In shopping malls, town hall meetings and on front porches, Americans expressed their concerns about the country's problems. The president still has strong supporters, but more common are questions about his and the country's priorities. A young mother in the Denver suburbs complained about the state of public education. An Ohio retiree complained about energy prices and said, "We're getting ripped off left and right by the oil companies." Immigration appears to be a volatile issue far from the U.S.-Mexico border. And looming over all else is the U.S. involvement in Iraq, which continues to gnaw at the country's psyche.
Republican strategists and candidates are bracing for losses next year, while hoping that Bush's fortunes and the overall environment improve. They take some comfort in the expectation that the worst of times has come a year ahead of the elections, and relief in the fact that, by historical measures, the number of genuinely competitive contests is likely to be small.
But Republicans have expanded their majorities in Congress in each of the last two elections, and strategists expect, at a minimum, that Democrats will narrow those margins next year. A Democratic takeover of either the House or Senate is not out of the question.

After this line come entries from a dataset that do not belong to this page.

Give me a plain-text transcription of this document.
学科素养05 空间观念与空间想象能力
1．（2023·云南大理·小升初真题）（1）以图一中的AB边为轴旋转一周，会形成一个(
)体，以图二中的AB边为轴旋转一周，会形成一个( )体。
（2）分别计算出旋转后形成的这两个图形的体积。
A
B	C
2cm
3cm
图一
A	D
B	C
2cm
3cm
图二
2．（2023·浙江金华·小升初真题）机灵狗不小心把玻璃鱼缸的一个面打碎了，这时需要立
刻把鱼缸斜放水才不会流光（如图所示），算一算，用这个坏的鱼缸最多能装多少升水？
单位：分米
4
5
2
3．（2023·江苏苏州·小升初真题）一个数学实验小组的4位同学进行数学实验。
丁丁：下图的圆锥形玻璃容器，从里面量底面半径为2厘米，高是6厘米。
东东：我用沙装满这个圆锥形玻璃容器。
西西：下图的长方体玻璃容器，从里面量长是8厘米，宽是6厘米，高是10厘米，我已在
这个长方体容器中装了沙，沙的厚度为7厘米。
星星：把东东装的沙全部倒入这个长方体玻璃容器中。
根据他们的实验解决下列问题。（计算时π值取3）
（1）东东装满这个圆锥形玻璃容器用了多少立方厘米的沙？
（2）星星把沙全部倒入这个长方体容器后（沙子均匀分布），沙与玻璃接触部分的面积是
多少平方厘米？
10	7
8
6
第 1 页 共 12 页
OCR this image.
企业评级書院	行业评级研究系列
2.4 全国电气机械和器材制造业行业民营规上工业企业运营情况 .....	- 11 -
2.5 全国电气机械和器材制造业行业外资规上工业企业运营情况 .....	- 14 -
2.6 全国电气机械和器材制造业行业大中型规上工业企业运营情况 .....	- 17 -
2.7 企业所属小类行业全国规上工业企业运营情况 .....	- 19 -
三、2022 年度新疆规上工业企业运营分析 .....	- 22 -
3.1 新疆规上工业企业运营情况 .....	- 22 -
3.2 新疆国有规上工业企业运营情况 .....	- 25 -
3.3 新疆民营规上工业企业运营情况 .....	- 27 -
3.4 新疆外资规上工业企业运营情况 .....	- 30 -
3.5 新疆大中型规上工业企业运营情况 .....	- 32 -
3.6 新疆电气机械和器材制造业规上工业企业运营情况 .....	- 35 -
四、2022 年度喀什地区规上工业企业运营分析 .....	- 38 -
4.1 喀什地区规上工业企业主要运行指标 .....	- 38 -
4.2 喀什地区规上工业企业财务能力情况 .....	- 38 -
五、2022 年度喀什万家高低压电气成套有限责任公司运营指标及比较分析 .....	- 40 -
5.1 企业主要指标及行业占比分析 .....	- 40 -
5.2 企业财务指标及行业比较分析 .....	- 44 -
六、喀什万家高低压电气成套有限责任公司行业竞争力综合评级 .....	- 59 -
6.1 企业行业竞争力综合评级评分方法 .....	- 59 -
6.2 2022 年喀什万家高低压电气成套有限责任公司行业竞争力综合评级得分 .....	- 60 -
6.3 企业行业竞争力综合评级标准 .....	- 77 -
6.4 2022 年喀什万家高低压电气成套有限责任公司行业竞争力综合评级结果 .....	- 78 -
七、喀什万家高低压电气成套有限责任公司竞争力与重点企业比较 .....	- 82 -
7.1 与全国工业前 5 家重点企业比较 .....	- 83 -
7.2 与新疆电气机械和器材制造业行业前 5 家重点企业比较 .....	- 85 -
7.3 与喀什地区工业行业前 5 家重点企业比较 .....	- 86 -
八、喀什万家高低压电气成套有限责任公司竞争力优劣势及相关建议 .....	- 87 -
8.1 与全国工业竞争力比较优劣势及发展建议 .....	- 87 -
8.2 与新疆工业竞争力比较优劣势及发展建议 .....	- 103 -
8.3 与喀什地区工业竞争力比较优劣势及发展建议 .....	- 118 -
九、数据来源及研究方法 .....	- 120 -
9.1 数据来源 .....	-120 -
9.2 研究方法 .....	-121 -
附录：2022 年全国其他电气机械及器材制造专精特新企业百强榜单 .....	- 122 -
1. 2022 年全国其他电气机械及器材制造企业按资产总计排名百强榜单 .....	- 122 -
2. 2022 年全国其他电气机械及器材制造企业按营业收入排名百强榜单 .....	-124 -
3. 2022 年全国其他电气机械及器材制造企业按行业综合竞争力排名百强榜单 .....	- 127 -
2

Former House speaker Newt Gingrich (R-Ga.), the architect of the 1994 GOP victory, said Republicans must take the initiative or risk serious losses next year. "If we regroup and reclaim the mantle of reform and change, we are likely to win '06 and '08," he said. "If we do not regroup, we are likely to have a very difficult '06 and '08."
Republicans believe that, given clear choices, voters will continue to favor candidates who preach, if not always practice, smaller government and who favor lower taxes and the vigorous pursuit of terrorists. But the Republican coalition is showing signs of fraying after almost 11 years of nearly continuous majority status. Conservatives have rebelled against some of Bush's priorities, and moderates are voicing increasing disaffection with their leaders.
If next year's elections prove to be a referendum on the party in power, as is often the case in midterm contests, the image of the Democrats may be less important than the broader unrest in the country over Iraq, immigration, energy and health care prices and the president's popularity.
The findings in this report are based on interviews in Pennsylvania, Minnesota, Ohio and Colorado, as well as on a survey of 1,202 randomly selected adults nationwide contacted between Oct. 30 and Nov. 2. The margin of error for the poll is plus or minus three percentage points.
More Trust for Democrats
Two-thirds of those surveyed by The Post and ABC News said the country is heading in the wrong direction. Asked whom they were likely to support in next year's House elections, 52 percent of registered voters said the Democratic candidate, while 37 percent said the Republican. While this testing of generic preferences is not always a reliable indicator of elections, the result suggests that Republicans for now are in trouble.
Republicans may find solace in the fact that 60 percent of those surveyed approved of the job their own House member is doing -- but that, too, was the case one year before the 1994 election. Then the percentage declined throughout 1994; if the same happens next year, Republicans will be in serious trouble.